Back in November of 2012, while serving with Bike Delaware, I posted a notice calling on bicyclists to attend a public workshop for "Route 72 Intersection Improvements". It is not clear how many bicyclists showed up, or what their comments were, because such information is (normally) not published or followed up. In fact, the biggest complaint we have about these workshops is that nobody really knows if their comments are even considered. In any case, in my own experience attending that night, public turnout appeared to be light.

Now, 2 years later, we find ourselves surprised to learn that this project is moving forward, expanding this very popular bicycle route from 2 lanes to 4. Bike lanes are included, but what is now an 8'-10' shoulder will be effectively reduced to 4' (5' through intersections) for most of the length. The project also calls for curbs, which means that debris collection could be a problem, minus frequent sweeping of the corridor. In other words, even with marked bike lanes, the experience riding on Route 72 (Wrangle Hill Road) could end up even more stressful than it already is.

Advocates from the White Clay Bicycle Club and Delaware Bikes recently met with Anthony Aglio, our trusted Bicycle Coordinator within DelDOT, to discuss what - if anything can be done at this late juncture. We were relieved to find out that DelDOT is still open to suggestions to improve bicycle safety, and will take in our concerns.

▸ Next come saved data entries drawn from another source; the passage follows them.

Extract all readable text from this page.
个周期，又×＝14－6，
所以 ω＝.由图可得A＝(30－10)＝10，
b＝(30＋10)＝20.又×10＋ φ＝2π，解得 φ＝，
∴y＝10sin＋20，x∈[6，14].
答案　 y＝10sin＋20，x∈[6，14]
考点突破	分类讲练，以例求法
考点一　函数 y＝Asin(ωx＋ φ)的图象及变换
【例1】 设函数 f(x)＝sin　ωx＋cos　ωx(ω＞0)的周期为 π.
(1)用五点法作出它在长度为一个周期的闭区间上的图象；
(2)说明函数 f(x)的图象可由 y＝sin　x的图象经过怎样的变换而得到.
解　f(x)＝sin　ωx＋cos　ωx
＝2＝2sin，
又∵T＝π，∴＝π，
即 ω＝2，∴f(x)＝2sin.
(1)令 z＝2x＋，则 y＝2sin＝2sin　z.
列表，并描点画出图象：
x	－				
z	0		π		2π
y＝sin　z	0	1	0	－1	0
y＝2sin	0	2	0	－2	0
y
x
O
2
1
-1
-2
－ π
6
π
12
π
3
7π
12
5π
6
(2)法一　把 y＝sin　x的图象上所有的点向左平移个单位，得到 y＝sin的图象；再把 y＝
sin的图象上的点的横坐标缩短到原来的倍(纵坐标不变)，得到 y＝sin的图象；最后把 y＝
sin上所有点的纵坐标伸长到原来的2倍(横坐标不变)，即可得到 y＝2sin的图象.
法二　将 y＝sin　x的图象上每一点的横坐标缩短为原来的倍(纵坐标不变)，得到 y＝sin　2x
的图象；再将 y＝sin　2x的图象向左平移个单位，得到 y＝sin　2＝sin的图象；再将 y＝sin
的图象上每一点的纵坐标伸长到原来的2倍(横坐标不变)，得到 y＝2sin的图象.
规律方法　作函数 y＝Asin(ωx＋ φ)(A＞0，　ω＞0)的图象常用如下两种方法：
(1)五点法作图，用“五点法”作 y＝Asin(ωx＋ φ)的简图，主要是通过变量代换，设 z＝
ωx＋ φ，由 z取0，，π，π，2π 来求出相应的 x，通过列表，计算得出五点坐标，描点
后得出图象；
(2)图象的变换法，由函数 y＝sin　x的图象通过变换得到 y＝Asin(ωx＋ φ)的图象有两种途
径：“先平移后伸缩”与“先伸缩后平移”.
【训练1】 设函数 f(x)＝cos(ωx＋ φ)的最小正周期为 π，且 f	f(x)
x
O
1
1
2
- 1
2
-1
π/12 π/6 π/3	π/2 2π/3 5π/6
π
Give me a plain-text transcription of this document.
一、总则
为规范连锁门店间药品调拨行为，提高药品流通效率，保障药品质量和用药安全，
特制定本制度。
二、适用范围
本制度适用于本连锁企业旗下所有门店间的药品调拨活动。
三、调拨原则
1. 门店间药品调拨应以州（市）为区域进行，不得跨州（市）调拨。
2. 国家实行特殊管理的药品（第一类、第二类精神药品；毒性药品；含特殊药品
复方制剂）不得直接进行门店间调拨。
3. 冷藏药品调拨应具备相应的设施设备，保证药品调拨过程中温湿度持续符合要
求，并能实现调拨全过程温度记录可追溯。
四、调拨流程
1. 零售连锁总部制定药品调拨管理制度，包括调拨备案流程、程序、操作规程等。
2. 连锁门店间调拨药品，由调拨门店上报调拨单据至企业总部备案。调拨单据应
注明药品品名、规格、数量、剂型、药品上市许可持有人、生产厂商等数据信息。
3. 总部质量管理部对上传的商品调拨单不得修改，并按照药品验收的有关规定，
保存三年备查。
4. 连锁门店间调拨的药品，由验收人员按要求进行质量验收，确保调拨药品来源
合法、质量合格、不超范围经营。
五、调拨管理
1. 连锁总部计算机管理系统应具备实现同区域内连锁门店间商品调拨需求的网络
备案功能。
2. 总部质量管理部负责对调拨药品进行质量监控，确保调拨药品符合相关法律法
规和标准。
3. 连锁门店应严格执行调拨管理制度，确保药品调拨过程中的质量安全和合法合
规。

In a formal letter, we included the following:
  • Narrow the center turn lane from 15' to 11', thereby adding 2' to the bike lanes on both sides. The result will now be 6' bike lanes, 8' when including the curb offset (which normally doesn't count).
  • Instead of vertical curbs, use the standard sloped curb (or mounted, gutter pan, etc.) allowing bicyclists the option to bail out under extreme or threatening circumstances.
  • Use bicycle-friendly rumble "stripes", as opposed to rumble strips. The latter tend to be offset from the white line, thus robbing valuable shoulder space, while the former are part of the white line itself.
  • To accommodate the many bicyclists that ride to and from Delaware City and points east, connect the bike lanes through the SR1 ramps to the project limits, connecting them to the existing shoulders.
  • Provide a 5' bike lane on McCoy. Where bike lanes transition back to the travel lane, place a Bikes May Use Full Lane Sign.

 
View Larger Map

Above: Curbside bike lanes can be found in Centerville along Route 52, what may be the most popular bicycle route in Delaware. 2 lanes at 35 mph, however, is a much safer environment than a 4 lane 50 mph arterial highway. Hence, the need for a carefully considered Complete Streets design on Route 72.